Employment law is most often covered within a professional law program, and the American Bar Association presently does not accredit distance learning Juris Doctor (J.D.) programs. Students who want to earn an online degree relevant to employment law can pursue a bachelor's degree in paralegal studies instead. These programs are mostly a blend of online and on-campus work, the amount of which depends on the school. Some programs also include an internship.
Students who are looking for a fully online program related to this field may consider bachelor's degree programs in political science and government or business. While neither prepares students to become paralegals or lawyers, both provide the basic education needed to apply to law school, where students can focus their studies on employment law within J.D. programs.
BS in Paralegal Studies
The Bachelor of Science in Paralegal Studies program typically lasts four years, although it may be a little shorter or longer depending on how many courses a student takes. Paralegal classes cover a wide variety of legal knowledge, and the employment law specialization focuses on all aspects and policies relating to the employer-employee relationship, ranging from interviews to terminations and promotions. The distinction between employees and independent contractors is also covered.
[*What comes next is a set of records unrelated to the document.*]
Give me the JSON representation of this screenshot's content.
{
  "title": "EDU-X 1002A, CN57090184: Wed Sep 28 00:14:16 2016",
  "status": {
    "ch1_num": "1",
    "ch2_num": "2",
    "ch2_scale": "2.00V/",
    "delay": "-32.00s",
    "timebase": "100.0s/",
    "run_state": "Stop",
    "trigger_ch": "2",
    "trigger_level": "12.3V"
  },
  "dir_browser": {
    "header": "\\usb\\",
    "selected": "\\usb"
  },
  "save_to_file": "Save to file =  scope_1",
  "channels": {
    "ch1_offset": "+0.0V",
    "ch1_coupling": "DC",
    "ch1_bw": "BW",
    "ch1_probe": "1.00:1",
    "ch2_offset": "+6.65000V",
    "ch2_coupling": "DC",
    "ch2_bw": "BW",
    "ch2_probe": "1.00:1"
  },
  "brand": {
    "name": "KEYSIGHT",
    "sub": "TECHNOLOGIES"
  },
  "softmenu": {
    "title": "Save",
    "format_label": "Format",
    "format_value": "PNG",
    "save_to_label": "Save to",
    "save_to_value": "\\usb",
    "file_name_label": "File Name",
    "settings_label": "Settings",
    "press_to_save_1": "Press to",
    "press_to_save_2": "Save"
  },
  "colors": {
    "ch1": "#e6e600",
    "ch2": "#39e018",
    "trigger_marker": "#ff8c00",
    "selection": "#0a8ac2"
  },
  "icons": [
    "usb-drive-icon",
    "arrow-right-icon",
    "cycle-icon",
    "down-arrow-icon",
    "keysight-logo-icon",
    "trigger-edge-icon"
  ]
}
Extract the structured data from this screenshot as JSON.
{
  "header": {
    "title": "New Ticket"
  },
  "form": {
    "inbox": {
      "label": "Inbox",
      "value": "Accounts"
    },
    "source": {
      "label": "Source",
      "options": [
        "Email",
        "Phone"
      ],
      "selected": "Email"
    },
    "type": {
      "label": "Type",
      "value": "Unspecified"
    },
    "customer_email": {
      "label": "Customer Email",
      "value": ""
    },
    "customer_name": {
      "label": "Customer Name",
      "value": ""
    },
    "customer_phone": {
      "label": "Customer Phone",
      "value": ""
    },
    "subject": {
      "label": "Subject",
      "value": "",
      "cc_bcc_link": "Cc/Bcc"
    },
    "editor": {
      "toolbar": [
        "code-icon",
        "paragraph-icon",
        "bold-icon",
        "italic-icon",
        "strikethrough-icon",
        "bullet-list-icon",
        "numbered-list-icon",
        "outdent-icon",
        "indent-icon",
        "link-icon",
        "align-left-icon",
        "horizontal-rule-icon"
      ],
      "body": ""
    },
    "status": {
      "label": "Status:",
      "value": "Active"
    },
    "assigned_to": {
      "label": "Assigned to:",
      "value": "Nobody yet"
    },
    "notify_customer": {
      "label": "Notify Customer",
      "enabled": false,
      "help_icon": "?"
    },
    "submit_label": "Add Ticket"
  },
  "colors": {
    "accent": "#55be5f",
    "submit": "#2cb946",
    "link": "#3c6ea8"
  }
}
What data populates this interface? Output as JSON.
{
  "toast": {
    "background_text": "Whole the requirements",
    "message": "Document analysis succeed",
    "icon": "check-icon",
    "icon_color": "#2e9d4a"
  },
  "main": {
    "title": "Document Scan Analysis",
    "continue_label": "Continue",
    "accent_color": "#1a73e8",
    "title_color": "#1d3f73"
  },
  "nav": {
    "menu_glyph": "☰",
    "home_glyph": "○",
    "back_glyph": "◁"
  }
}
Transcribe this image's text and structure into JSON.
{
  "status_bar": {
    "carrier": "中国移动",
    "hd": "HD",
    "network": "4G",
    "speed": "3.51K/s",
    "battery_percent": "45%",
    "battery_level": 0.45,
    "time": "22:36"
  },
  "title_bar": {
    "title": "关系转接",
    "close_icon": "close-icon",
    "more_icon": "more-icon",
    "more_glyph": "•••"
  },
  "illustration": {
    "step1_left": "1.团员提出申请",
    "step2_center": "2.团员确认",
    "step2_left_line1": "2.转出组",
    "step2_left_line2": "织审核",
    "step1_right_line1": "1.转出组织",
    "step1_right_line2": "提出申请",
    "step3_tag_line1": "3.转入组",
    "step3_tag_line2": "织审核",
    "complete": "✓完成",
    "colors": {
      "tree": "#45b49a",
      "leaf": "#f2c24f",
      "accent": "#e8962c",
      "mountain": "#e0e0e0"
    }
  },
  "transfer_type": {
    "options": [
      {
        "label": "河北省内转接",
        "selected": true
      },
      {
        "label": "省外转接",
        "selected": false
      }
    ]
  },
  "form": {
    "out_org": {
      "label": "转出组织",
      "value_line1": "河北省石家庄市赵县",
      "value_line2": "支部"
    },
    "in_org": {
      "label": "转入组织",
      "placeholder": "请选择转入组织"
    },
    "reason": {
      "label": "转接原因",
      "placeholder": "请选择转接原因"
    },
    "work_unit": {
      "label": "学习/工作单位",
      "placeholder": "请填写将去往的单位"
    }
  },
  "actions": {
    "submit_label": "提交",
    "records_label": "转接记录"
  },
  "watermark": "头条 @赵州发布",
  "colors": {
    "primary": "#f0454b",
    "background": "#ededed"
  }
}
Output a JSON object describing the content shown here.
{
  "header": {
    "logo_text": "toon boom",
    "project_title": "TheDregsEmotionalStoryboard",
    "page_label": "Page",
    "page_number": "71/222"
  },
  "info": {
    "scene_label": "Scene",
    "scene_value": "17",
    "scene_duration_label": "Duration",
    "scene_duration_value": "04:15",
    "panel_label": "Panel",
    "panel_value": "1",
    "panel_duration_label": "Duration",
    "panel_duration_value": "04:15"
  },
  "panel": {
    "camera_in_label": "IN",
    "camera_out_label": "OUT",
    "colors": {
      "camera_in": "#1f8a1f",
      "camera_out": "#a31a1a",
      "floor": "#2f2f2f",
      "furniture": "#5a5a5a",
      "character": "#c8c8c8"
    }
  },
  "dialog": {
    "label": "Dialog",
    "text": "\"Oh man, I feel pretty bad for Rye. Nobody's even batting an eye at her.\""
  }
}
Throughout their course of study, students learn about field-specific laws pertaining to issues such as minimum wage and employment discrimination. Some sample courses a student may take in employment law and paralegal studies include:
- Legal terminology
- Advanced legal analysis and legal writing
- Legal ethics
- Legal document preparation
- Law office management
- Legal research
- Drafting contracts
- Interviewing and investigation
Most general education classes can be taken via distance learning and may be offered in asynchronous or synchronous formats. Some institutions also offer paralegal studies and employment law courses through distance education, although most colleges require undergraduates to attend campus classes. Distance learners may also be given the opportunity to complete an internship.
Online courses may require students to participate in class discussions through virtual forums, and students may communicate with instructors and peers as well as submit assignments through a distance learning platform such as Blackboard. To aid in the learning process, online students often have access to tech support and online tutoring programs.
Government agencies, law firms, businesses and financial institutions are just a few of the potential employers of students obtaining a Bachelor of Science in Paralegal Studies. These careers involve assisting lawyers with their work, in addition to helping clients. Career opportunities include:
- Legal secretary
- Legal assistant
- Judicial assistant
- Law clerk
- Claims adjuster
- Legal investigator
Certifications are not required for most of these positions, but they are available for learners looking to demonstrate their proficiency level to employers. The U.S. Bureau of Labor Statistics (BLS) reported that, between 2014 and 2024, paralegals and legal assistants should see average growth of 8%. Paralegals are useful to businesses, especially those trained in employment law, because they can perform a large range of duties.
To summarize, students who are interested in employment law may consider bachelor's degree programs in paralegal studies, which provide the education needed to work as a paralegal. These programs can prepare them to enter a J.D. program where they could focus on employment law.